Travel Blog  •  Jim Benning  •  06.05.12 | 9:44 AM ET

Bryan Basamanowicz observes that people bond over mutually beloved books much the way they bond with fellow travelers in a far-flung place.

If we try to extend this “traveler’s comparison” to other narrative mediums—television programs, movies, plays—it can often lose some of its steam. Why is this? Relative limitlessness in physical and emotional sensory potential is the privilege and burden of the reader. The book, more so than any other form of narrative media, rings true, more synonymous, with the limitlessness and loneliness to be found while facing the open road or holding a one-way airline ticket to Azerbaijan.
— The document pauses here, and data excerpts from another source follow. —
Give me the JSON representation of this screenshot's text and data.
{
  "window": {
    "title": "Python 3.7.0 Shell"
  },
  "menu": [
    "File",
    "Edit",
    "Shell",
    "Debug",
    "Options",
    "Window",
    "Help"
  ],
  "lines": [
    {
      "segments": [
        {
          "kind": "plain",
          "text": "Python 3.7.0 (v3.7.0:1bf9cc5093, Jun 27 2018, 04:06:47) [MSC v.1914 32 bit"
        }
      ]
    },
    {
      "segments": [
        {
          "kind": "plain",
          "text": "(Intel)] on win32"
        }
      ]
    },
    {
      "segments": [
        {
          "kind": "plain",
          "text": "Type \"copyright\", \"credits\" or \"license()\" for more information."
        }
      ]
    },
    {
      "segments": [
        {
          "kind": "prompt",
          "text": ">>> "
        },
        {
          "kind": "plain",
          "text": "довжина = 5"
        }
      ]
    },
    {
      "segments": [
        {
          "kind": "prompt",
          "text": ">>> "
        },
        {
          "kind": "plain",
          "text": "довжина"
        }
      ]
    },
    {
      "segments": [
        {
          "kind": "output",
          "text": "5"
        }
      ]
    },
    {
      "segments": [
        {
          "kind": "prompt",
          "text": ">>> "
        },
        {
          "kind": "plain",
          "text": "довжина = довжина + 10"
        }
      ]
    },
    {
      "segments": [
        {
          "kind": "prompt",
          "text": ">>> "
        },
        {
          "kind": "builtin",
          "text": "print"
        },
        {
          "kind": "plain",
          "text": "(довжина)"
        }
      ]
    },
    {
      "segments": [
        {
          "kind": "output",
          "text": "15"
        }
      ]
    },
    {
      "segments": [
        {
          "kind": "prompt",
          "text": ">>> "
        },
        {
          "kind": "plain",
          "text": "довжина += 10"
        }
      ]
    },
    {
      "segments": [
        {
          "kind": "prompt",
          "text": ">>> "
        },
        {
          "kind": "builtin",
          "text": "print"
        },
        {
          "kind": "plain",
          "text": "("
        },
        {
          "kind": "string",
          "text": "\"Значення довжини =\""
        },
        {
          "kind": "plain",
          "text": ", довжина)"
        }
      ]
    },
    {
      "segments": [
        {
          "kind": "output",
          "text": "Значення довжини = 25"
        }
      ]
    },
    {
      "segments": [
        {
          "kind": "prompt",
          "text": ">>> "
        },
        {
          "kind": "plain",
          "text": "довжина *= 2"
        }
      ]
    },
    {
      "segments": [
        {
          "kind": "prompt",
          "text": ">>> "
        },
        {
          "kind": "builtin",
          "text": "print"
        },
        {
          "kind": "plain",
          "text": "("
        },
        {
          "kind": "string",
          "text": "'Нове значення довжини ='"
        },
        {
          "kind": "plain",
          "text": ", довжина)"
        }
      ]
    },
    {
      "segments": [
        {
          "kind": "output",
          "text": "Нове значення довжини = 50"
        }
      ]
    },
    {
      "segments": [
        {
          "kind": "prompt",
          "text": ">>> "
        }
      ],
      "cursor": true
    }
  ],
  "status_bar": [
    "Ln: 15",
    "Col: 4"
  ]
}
In my hypotheses, it is the loneliness quality in particular, physically and intellectually inherent to the act of reading, that lays the bedrock for the powerful social bonding achieved through literature. The limitlessness is critical too, as it promises a bounty of fertile avenues for conversation, but it’s the loneliness of the reader—or, as Rainer Maria Rilke might say, it’s how “two solitudes protect and touch and greet each other”—that assigns to a very special category those friendships formed over books.

I’ve had much the same experience. Though I’ll never forget meeting a young Canadian traveler in a lonely village in western China. When she learned I liked the band Rush, she literally jumped up and down with joy and ran over to give me a hug. You never know what, exactly, will float another’s boat.